For instance, the first file might read:
To: Bob
From: Bill
<Message> The eagle flies at midnight. <End Message>
The second message is different, but same format, and so on. I'd like to extract the third line, pass 'The eagle flies at midnight.' through a function (like base64), and then put it back on the line between 'Message' and 'End Message'. Such that the final output would read:
To: Bob
From: Bill
<Message> VGhlIGVhZ2xlIGZsaWVzIGF0IG1pZG5pZ2h0Lg== <End Message>
This is what I am trying (and adjusting) so far.
import base64
import os
import io
#ask user where his stuff is / is going
directory = raw_input("INPUT Folder:")
output = raw_input("OUTPUT Folder:")
#get that stuff
myfilepath = os.path.join(directory, '*.txt')

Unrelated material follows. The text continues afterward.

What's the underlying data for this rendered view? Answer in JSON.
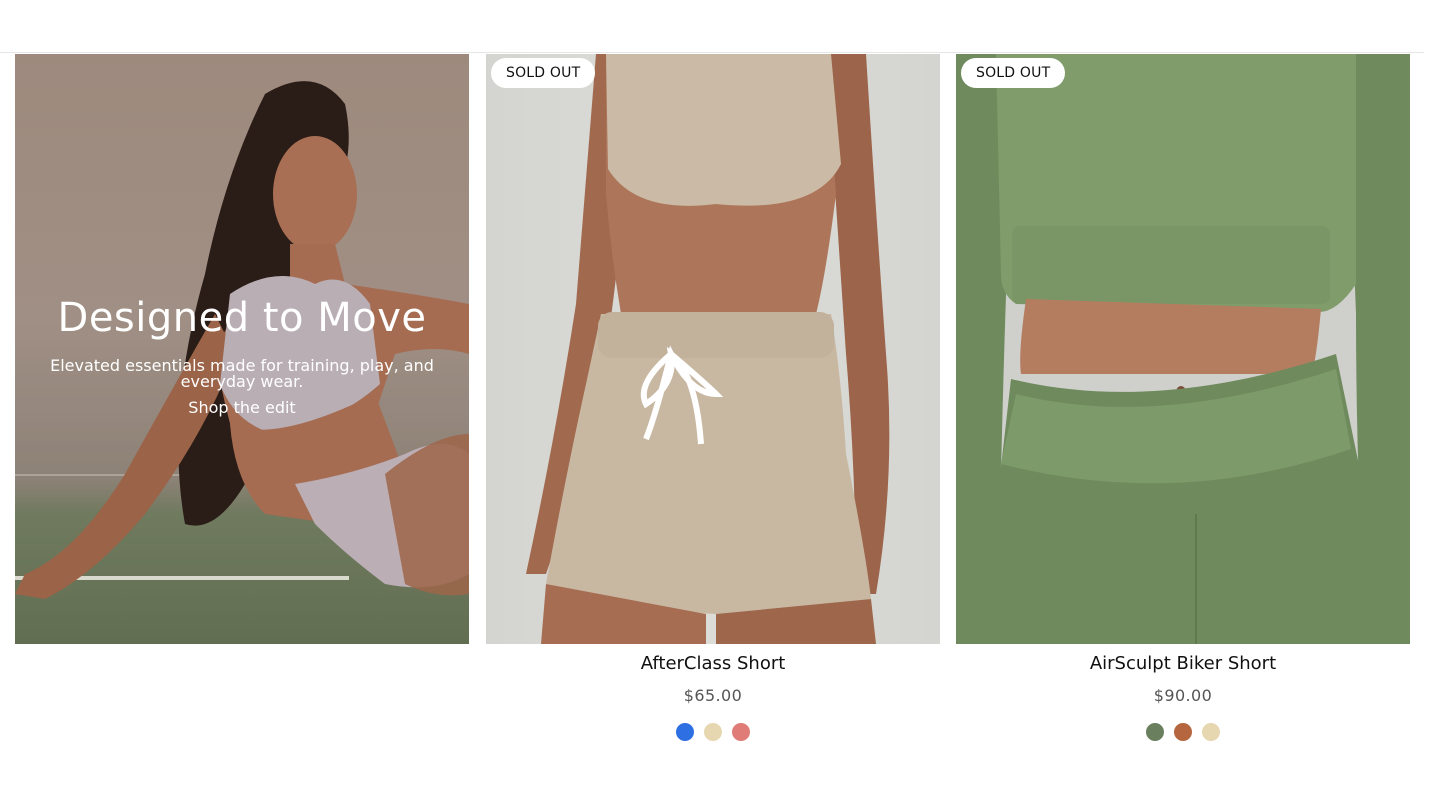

with open('*.txt', 'r') as file:
data = file.readlines()
#Go to line 3 and take out non encoded text.
data[3] = X
X.strip("<Message>")
X.strip("<End Message>")
coded_string = X
#Encode line 3
base64.b64encode(coded_string)
data[3] = '<Message> %s <End Message>' % (coded_string)

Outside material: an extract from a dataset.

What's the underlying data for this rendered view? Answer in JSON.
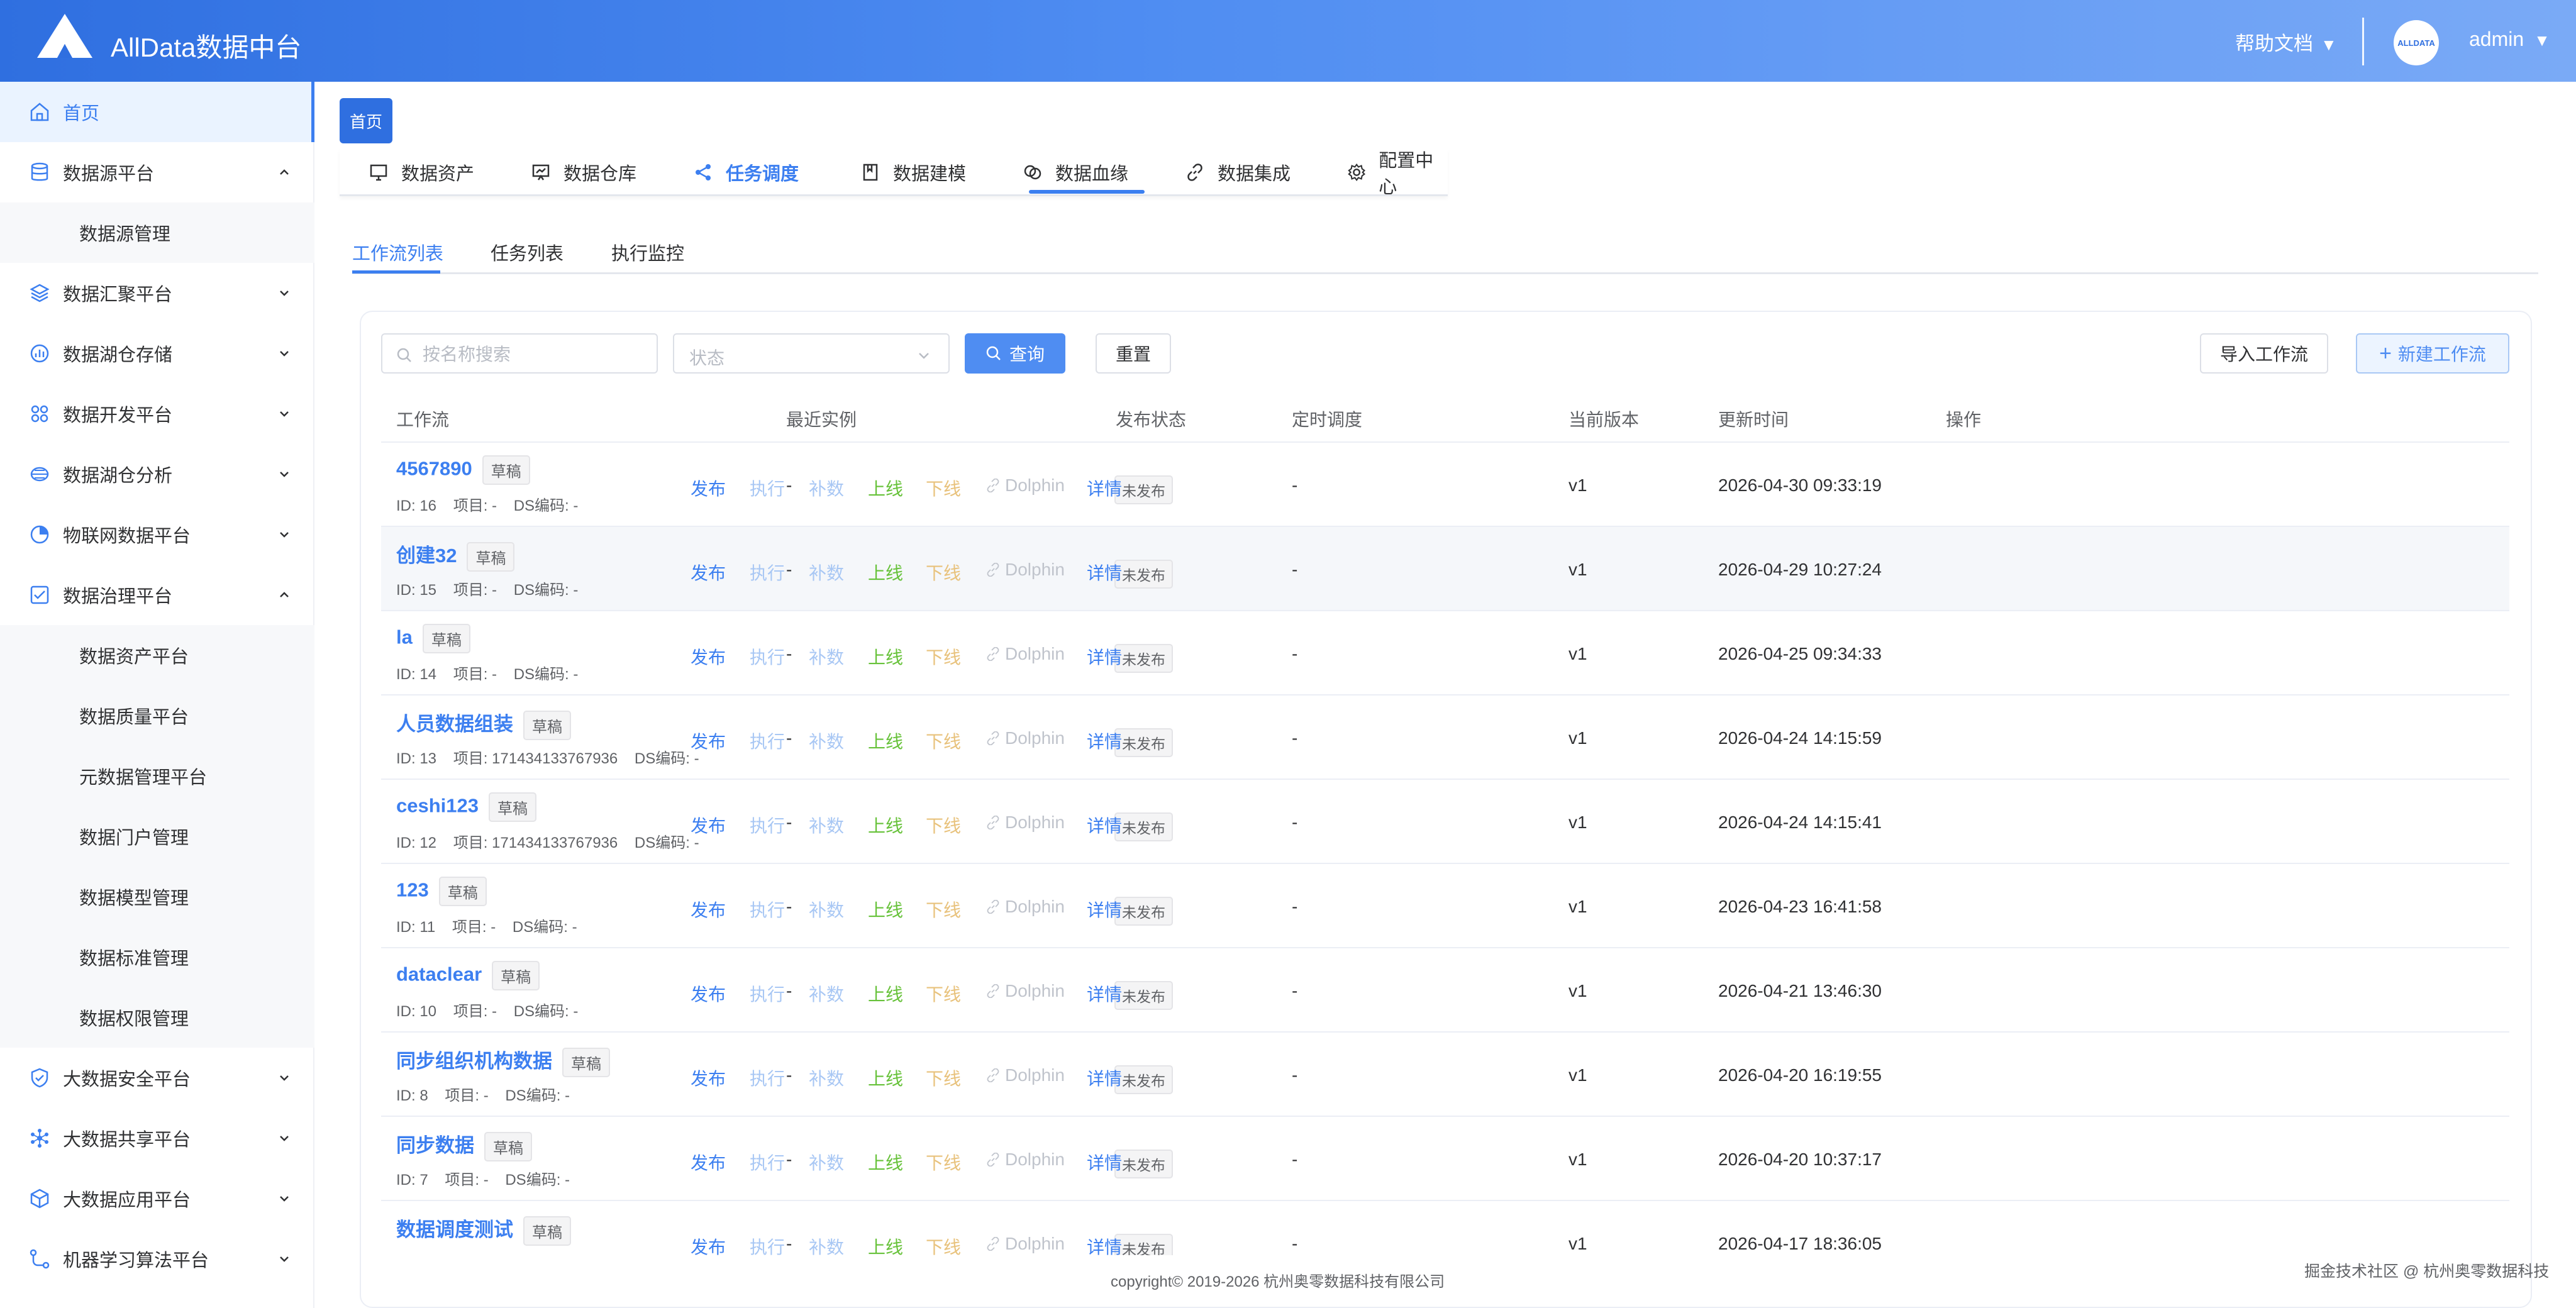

# and write everything back
with open('*.txt', 'w') as file:
file.writelines(data)
I'm sure there are numerous problems, particularly with how I am opening and writing back. Bonus points: 99% of the messages in this folder are in this exact format, but there are 1% junk messages (they dont need to be encoded, and line 3 for them is something different). I'm not too worried about them, but if they could be unharmed in the process that'd be nifty. Maybe line 3 should be line 2 if the count starts at 0 ...
Edit: Trying
import re, base64
import os
folder = 'C:/Users/xxx/Desktop/input'
matcher = re.compile("<Message>(?P<text>[^<]*)<End Message>")
for filename in os.listdir(folder):
infilename = os.path.join(folder, filename)
if not os.path.isfile(infilename): continue
base, extension = os.path.splitext(filename)
filein = open(infilename, 'r')
fileout = open(os.path.join(folder, '{}_edit.{}'.format(base, extension)), 'w')
for line in filein:
match = matcher.search(line)
if match:
fileout.write("<message> " + base64.b64encode(match.group('text').strip()) + " <End message>\n")
else:
fileout.write(line)
filein.close()
fileout.close()
Ultimately this gives me a bunch of blank files except for the last one which is translated properly.